Aos terminais, se somam os estoques de gás natural que já estão 100% cheios, muito antes do que o previsto, o uso de carvão e a manutenção das usinas nucleares que estavam inicialmente previstas para serem desligadas até o fim deste ano. Com este plano, e a esperança de um inverno mais quente que o normal, a Alemanha espera precisar economizar apenas 20% de energia neste inverno, algo que pode ser feito com atitudes menores da população.
“A indústria alemã já reduziu o consumo em mais de 20% por meio de medidas de eficiência, paradas de produção e troca de combustível. As famílias poderiam fazer a mesma economia diminuindo seus termostatos em aproximadamente 3 ºC, ou talvez menos, uma vez que fogões a óleo, aquecedores elétricos e até lareiras são levados em consideração.

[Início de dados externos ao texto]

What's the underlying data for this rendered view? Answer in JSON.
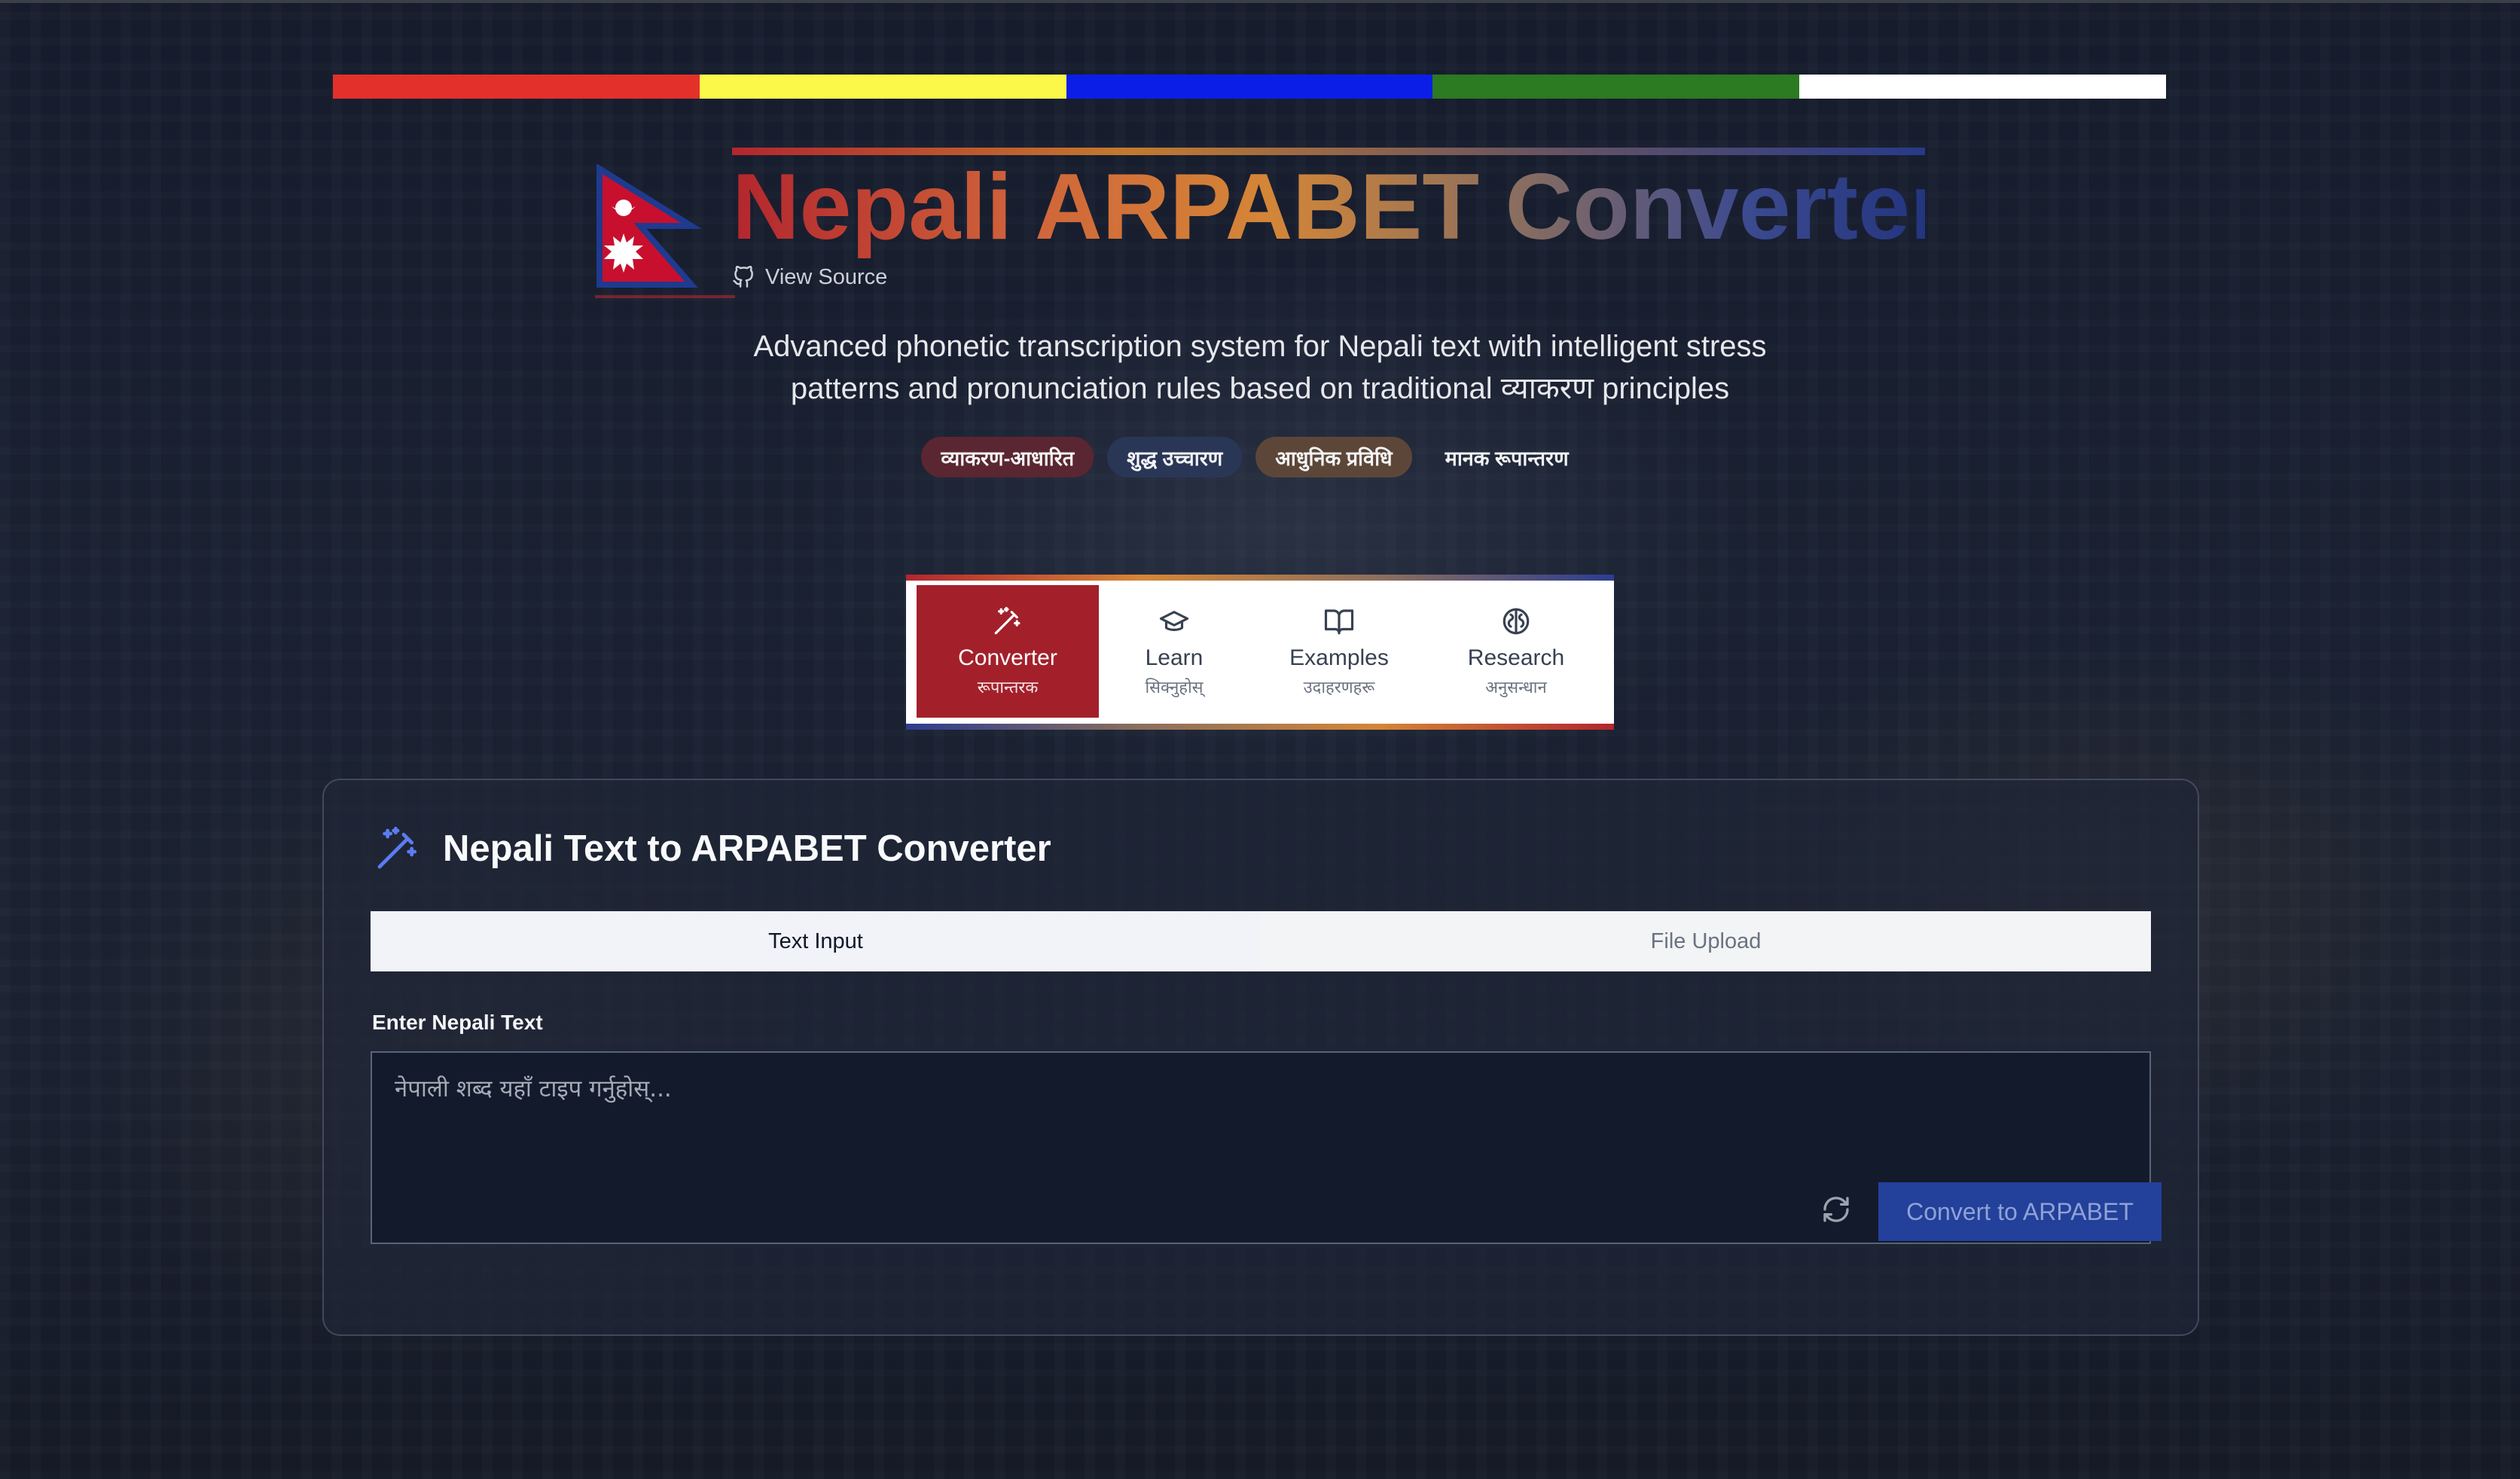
{
  "colors": {
    "flag_red": "#dc3126",
    "flag_yellow": "#fbf74a",
    "flag_blue": "#0a1fe6",
    "flag_green": "#2a7a1f",
    "flag_white": "#ffffff",
    "crimson": "#a3202b",
    "navy": "#23409a"
  },
  "flag_stripes": [
    "#e3302a",
    "#fcf84a",
    "#0b1ee8",
    "#2c7a21",
    "#ffffff"
  ],
  "header": {
    "logo_icon": "nepal-flag-icon",
    "title": "Nepali ARPABET Converter",
    "view_source_icon": "github-icon",
    "view_source_label": "View Source",
    "subtitle_line1": "Advanced phonetic transcription system for Nepali text with intelligent stress",
    "subtitle_line2": "patterns and pronunciation rules based on traditional व्याकरण principles"
  },
  "badges": [
    {
      "label": "व्याकरण-आधारित",
      "bg": "#5a2631"
    },
    {
      "label": "शुद्ध उच्चारण",
      "bg": "#2a3656"
    },
    {
      "label": "आधुनिक प्रविधि",
      "bg": "#5c4638"
    },
    {
      "label": "मानक रूपान्तरण",
      "bg": "rgba(0,0,0,0)"
    }
  ],
  "nav": {
    "items": [
      {
        "label": "Converter",
        "sub": "रूपान्तरक",
        "icon": "magic-wand-icon"
      },
      {
        "label": "Learn",
        "sub": "सिक्नुहोस्",
        "icon": "graduation-cap-icon"
      },
      {
        "label": "Examples",
        "sub": "उदाहरणहरू",
        "icon": "book-open-icon"
      },
      {
        "label": "Research",
        "sub": "अनुसन्धान",
        "icon": "brain-icon"
      }
    ],
    "active": "Converter"
  },
  "converter": {
    "title_icon": "magic-wand-icon",
    "title": "Nepali Text to ARPABET Converter",
    "tabs": [
      {
        "label": "Text Input",
        "active": true
      },
      {
        "label": "File Upload",
        "active": false
      }
    ],
    "field_label": "Enter Nepali Text",
    "placeholder": "नेपाली शब्द यहाँ टाइप गर्नुहोस्...",
    "value": "",
    "reset_icon": "refresh-icon",
    "convert_label": "Convert to ARPABET"
  }
}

Isso significaria que as famílias alemãs viveriam com uma temperatura ambiente entre 17 ºC e 19 ºC. Não é um sacrifício insuportável”, completa Soares ao FT. Com todos os terminais prontos, a expectativa é ainda mais animadora.
O inverno futuro
Mas se por um lado a Alemanha e demais países da Europa conseguiram se preparar para o inverno que se aproxima, o seguinte ainda é um mistério e pode levar à escassez de gás, segundo Agência Internacional de Energia (AIE), que insta os governos a atuar imediatamente para reduzir a demanda.

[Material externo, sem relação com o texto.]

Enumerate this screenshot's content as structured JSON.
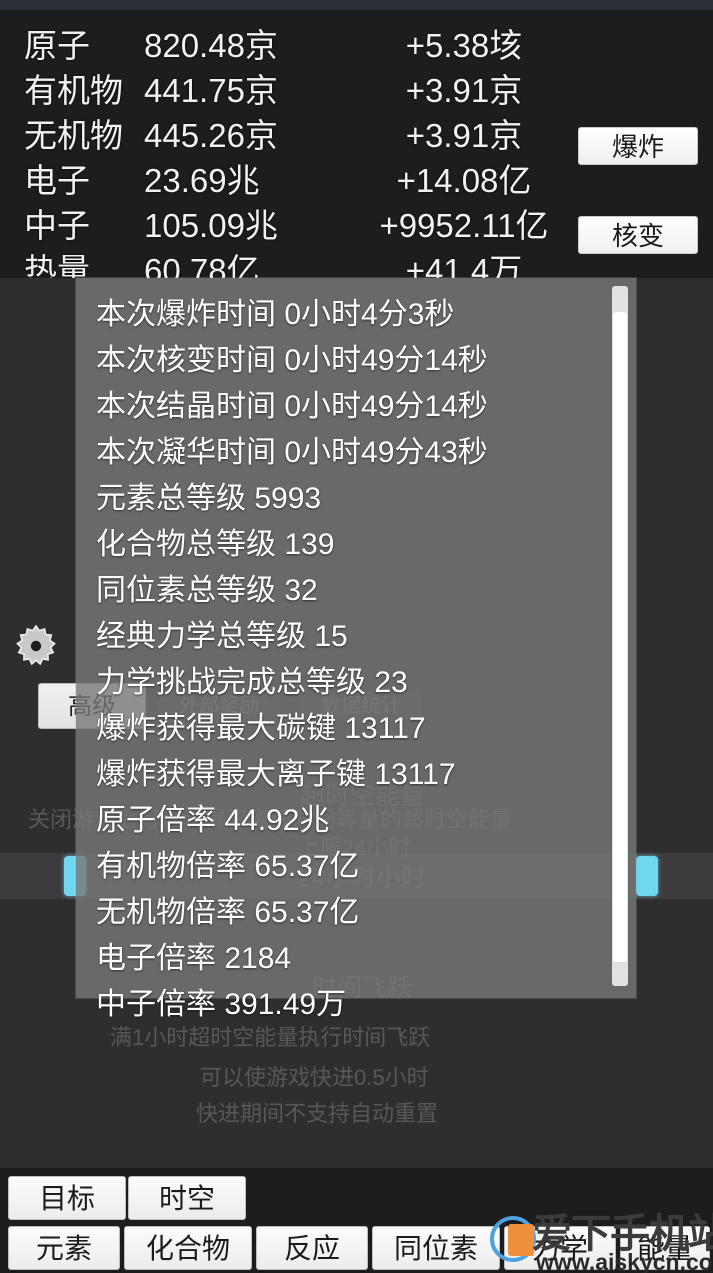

A região pode enfrentar um déficit de 30 bilhões de metros cúbicos de gás no ano que vem, o que pode se concretizar se a Rússia interromper por completo o fornecimento e a China começar a consumir grande parte do gás natural liquefeito, calcula a agência com sede em Paris.
As reservas europeias podem estar em apenas 65% no início do inverno de 2023-2024, em comparação com 95% atualmente, disse seu diretor, Fatih Birol, durante uma entrevista coletiva no início de novembro.
“Os atuais níveis de reservas, além da recente queda nos preços do gás e temperaturas excepcionalmente amenas, não devem levar a conclusões excessivamente otimistas para o futuro”, adverte a AIE, que disse que para o verão de 2023 as condições geopolíticas e econômicas mundiais para o abastecimento estarão certamente diferentes das de 2022. Neste verão, o abastecimento das reservas contou com “fatores-chave que podem não se repetir em 2023″.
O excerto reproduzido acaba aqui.